US jobs disappointment cuts chances of Fed easing stimulus


New York

The US economy created fewer jobs than forecast in August, dampening expectations that the Federal Reserve will start weaning the US economy off its stimulus programme this month.

The weakness in the US labour market was underscored by a fresh fall in the participation rate, which tracks the number of Americans in work and those who are unemployed but looking for work.

According to US labour department, the figure declined to 63.2 per cent, the lowest since 1978, taking the unemployment rate in the world’s largest economy from 7.4 per cent to 7.3 per cent, the lowest since the end of 2008. Overall, 169,000 new jobs were created in August, against expectations of 175,000 to 180,000. For July, the labour department revised its estimate of the number of new jobs to 105,000 from 162,000. The figure for June dropped to 172,000 from 188,000.

The figures present a dilemma for the Federal Reserve, which was widely expected to announce a reduction in the extraordinary stimulus measures that have been supporting the US since the financial crisis after its next meeting later this month.
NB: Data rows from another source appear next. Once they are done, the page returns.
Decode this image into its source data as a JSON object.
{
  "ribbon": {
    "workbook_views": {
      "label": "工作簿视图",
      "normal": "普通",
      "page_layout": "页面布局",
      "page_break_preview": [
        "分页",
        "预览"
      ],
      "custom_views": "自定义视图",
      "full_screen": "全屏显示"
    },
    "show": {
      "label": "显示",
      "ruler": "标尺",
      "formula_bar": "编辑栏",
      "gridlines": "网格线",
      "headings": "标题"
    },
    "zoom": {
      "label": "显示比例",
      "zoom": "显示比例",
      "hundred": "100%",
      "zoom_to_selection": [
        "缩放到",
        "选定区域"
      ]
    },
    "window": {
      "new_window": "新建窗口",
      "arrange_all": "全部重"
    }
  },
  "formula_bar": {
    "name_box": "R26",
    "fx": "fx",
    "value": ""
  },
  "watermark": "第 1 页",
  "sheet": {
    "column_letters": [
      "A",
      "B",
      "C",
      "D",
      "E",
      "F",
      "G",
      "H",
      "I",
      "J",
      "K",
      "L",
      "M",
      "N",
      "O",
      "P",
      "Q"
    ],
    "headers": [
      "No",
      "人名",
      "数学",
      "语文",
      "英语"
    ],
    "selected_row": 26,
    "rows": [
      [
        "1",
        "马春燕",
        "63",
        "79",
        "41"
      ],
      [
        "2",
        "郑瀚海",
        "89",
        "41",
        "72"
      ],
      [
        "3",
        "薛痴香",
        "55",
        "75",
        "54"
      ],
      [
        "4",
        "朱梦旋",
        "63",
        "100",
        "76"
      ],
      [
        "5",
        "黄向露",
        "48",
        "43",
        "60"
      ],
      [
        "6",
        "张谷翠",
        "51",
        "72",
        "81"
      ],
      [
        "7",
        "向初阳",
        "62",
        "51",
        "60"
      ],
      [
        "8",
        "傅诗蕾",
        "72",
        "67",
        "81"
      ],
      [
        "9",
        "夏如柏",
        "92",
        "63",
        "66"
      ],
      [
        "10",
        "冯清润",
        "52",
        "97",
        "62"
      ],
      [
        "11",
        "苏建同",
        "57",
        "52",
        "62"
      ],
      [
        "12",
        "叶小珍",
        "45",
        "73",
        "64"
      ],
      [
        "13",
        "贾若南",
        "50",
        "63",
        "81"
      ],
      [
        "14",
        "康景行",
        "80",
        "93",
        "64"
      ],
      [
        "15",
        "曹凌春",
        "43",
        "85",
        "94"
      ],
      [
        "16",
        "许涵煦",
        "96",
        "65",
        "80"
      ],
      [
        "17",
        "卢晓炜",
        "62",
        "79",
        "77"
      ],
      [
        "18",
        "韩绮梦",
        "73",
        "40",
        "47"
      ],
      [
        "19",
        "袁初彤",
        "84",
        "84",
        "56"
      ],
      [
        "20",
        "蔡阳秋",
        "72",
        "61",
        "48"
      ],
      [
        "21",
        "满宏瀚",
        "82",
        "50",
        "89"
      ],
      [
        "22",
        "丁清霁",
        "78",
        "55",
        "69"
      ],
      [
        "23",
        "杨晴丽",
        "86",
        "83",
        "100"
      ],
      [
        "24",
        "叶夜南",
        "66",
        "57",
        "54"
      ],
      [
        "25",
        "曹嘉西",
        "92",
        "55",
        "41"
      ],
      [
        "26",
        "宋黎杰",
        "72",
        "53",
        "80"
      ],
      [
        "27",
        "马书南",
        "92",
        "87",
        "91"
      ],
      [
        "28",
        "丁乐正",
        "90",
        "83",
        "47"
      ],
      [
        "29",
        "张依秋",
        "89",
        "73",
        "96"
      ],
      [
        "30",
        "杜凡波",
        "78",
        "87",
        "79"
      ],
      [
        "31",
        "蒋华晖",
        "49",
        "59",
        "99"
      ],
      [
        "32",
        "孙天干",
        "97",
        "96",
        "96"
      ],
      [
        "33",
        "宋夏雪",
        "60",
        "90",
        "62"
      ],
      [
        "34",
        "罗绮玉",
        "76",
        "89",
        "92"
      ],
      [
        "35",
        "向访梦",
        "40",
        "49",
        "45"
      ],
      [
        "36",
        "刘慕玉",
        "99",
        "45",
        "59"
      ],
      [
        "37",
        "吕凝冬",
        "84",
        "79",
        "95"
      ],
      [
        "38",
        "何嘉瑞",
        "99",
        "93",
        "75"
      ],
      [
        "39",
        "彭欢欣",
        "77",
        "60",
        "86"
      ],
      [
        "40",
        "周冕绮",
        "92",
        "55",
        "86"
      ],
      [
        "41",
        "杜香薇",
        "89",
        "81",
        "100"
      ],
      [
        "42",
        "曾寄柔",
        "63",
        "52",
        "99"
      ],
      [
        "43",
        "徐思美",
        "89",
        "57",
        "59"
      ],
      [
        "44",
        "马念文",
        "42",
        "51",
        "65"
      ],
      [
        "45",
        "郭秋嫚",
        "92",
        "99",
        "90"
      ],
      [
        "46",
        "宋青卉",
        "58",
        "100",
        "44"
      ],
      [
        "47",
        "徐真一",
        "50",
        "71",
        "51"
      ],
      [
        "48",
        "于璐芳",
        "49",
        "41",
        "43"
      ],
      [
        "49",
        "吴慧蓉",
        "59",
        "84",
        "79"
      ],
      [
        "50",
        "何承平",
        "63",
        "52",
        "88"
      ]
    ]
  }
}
In particular, the Fed was expected announce a cut – or taper – in its programme of buying up $85bn (£55bn) of mortgage – and government-related bonds every month. In the summer, against the backdrop of improving economic indicators, the Fed’s chairman, Ben Bernanke, outlined the timetable the central bank might follow: a reduction in the scope of the programme around the end of this year and wind down the bond-buying programme around the middle of next year.
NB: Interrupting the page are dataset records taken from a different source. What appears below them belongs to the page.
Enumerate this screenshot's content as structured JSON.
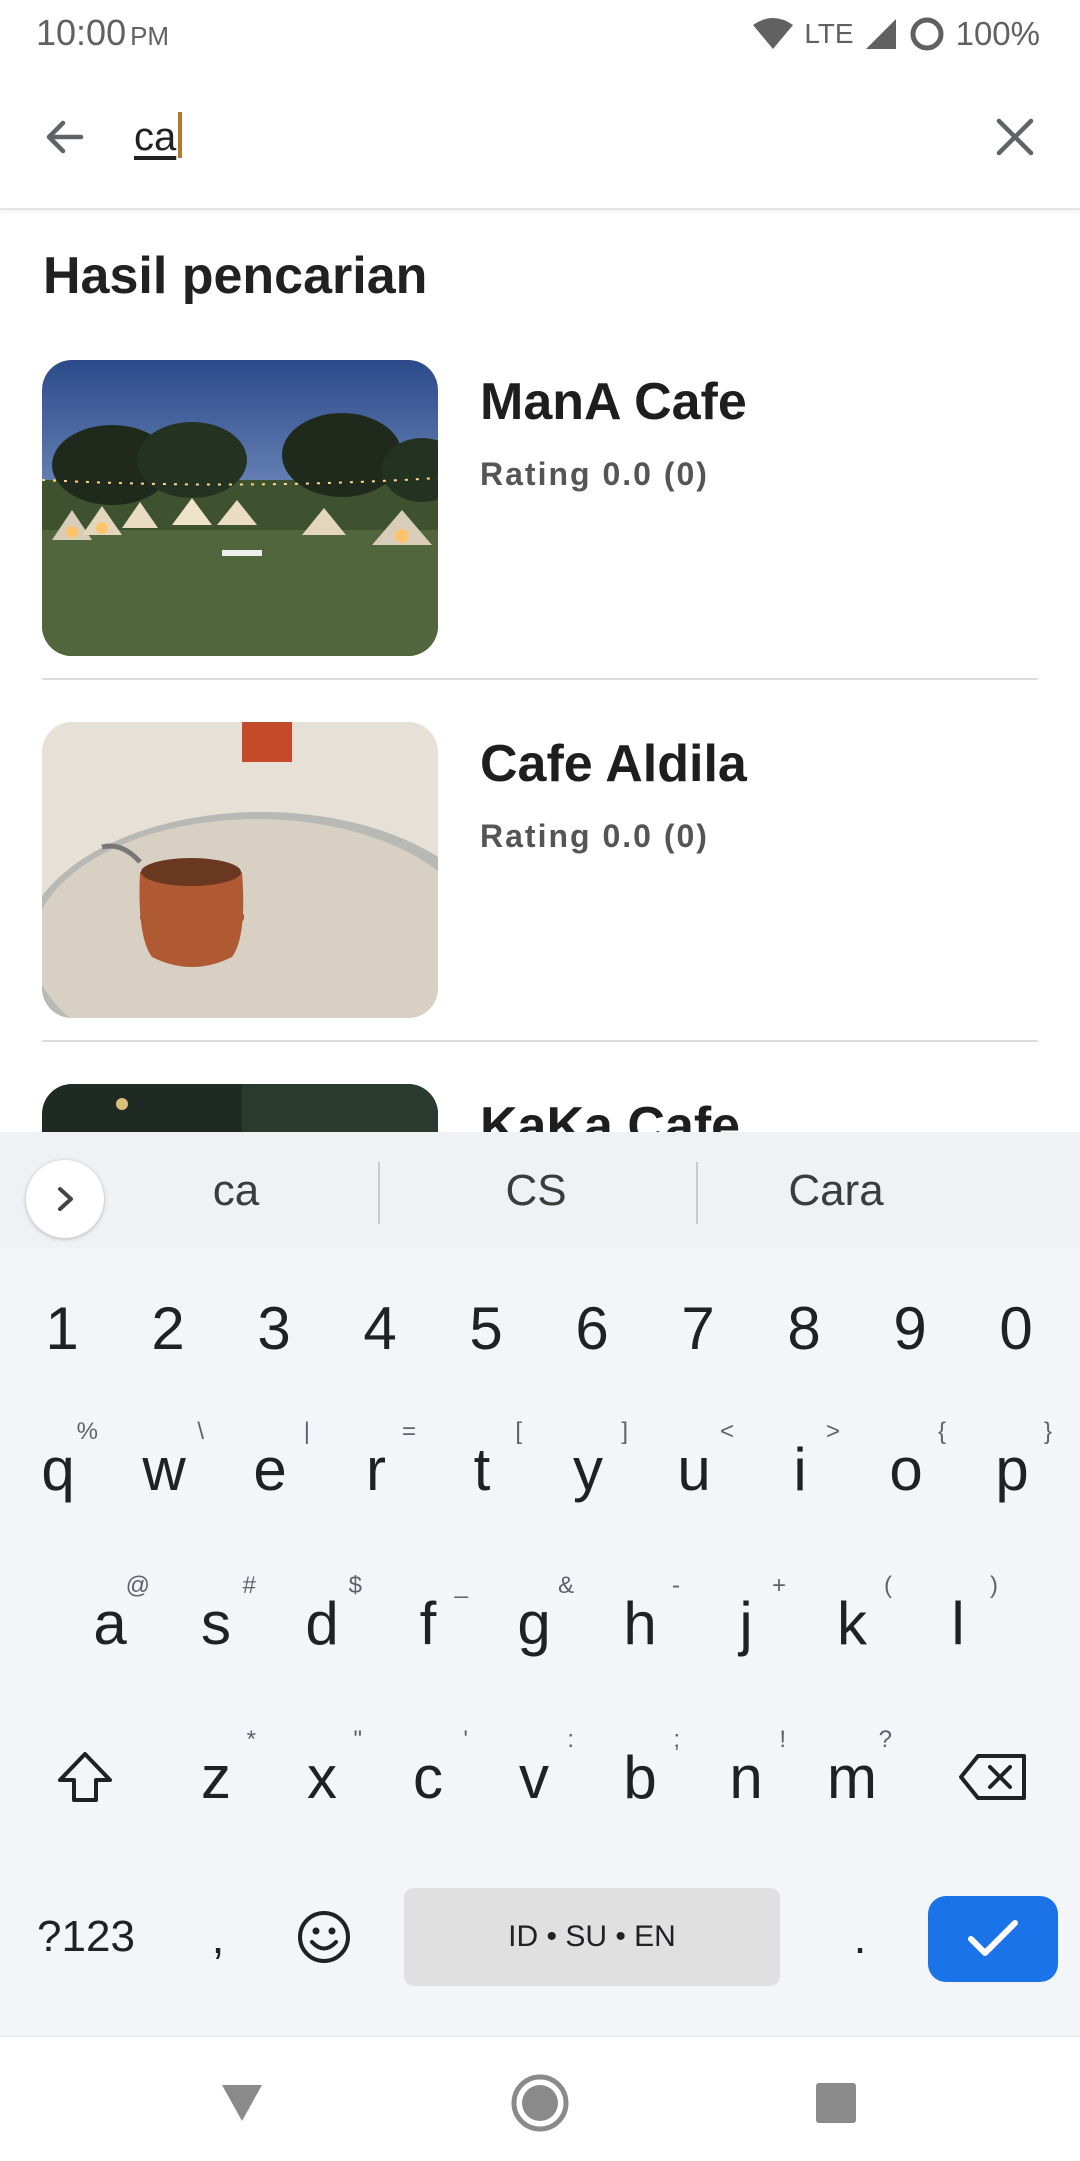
{
  "status_bar": {
    "time": "10:00",
    "ampm": "PM",
    "network": "LTE",
    "battery": "100%"
  },
  "search": {
    "query": "ca"
  },
  "section_title": "Hasil pencarian",
  "results": [
    {
      "name": "ManA Cafe",
      "rating": "Rating 0.0 (0)"
    },
    {
      "name": "Cafe Aldila",
      "rating": "Rating 0.0 (0)"
    },
    {
      "name": "KaKa Cafe",
      "rating": ""
    }
  ],
  "keyboard": {
    "suggestions": [
      "ca",
      "CS",
      "Cara"
    ],
    "digits": [
      "1",
      "2",
      "3",
      "4",
      "5",
      "6",
      "7",
      "8",
      "9",
      "0"
    ],
    "row1": [
      {
        "key": "q",
        "hint": "%"
      },
      {
        "key": "w",
        "hint": "\\"
      },
      {
        "key": "e",
        "hint": "|"
      },
      {
        "key": "r",
        "hint": "="
      },
      {
        "key": "t",
        "hint": "["
      },
      {
        "key": "y",
        "hint": "]"
      },
      {
        "key": "u",
        "hint": "<"
      },
      {
        "key": "i",
        "hint": ">"
      },
      {
        "key": "o",
        "hint": "{"
      },
      {
        "key": "p",
        "hint": "}"
      }
    ],
    "row2": [
      {
        "key": "a",
        "hint": "@"
      },
      {
        "key": "s",
        "hint": "#"
      },
      {
        "key": "d",
        "hint": "$"
      },
      {
        "key": "f",
        "hint": "_"
      },
      {
        "key": "g",
        "hint": "&"
      },
      {
        "key": "h",
        "hint": "-"
      },
      {
        "key": "j",
        "hint": "+"
      },
      {
        "key": "k",
        "hint": "("
      },
      {
        "key": "l",
        "hint": ")"
      }
    ],
    "row3": [
      {
        "key": "z",
        "hint": "*"
      },
      {
        "key": "x",
        "hint": "\""
      },
      {
        "key": "c",
        "hint": "'"
      },
      {
        "key": "v",
        "hint": ":"
      },
      {
        "key": "b",
        "hint": ";"
      },
      {
        "key": "n",
        "hint": "!"
      },
      {
        "key": "m",
        "hint": "?"
      }
    ],
    "symbols_label": "?123",
    "comma": ",",
    "period": ".",
    "space_label": "ID • SU • EN"
  },
  "colors": {
    "enter_key": "#1a73e8",
    "caret": "#b07a2a"
  }
}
A key driver of the Fed’s and the market’s optimism about the US economy has been the unemployment picture. As the figures improved, most economists began forecasting the first reduction in the stimulus this month.

But the August jobs report, and what it says about the underlying weakness in the labour market, will complicate matters for the Fed’s policymakers, who must also factor in the potentially destabilising effects of a US strike on Syria. The mere suggestion that the Fed might reduce the scope of its programme has already triggered widespread volatility on international stock and currency markets, as investors eyed the beginning of the end of an era in which the central bank has ensured a steady supply of cheap money.

Wayne Kaufman, the chief market strategist at Rockwell Securities in New York, said the revisions in the August report were “a little shocking”. The figures, he told Reuters, increased the “odds of the Fed holding steady”.

Others disagreed. “The market is taking this morning’s somewhat disappointing data as suggesting that the Fed will not taper in September,” Mohamed el-Erian, the head of bond investor Pimco, said. “I am not so sure that is the case.”

Adult movie shutdown hits economic data

Part of the weakness in the August jobs figures stemmed from weaker employment trends in the movie business, with the industry shedding 22,000 jobs.

While the figures did not explain the precise reason for the losses, The Washington Post  suggested the weakness might be down to the temporary shutdown of the US adult film business in August. Studios stopped filming after an actress  tested positive for HIV.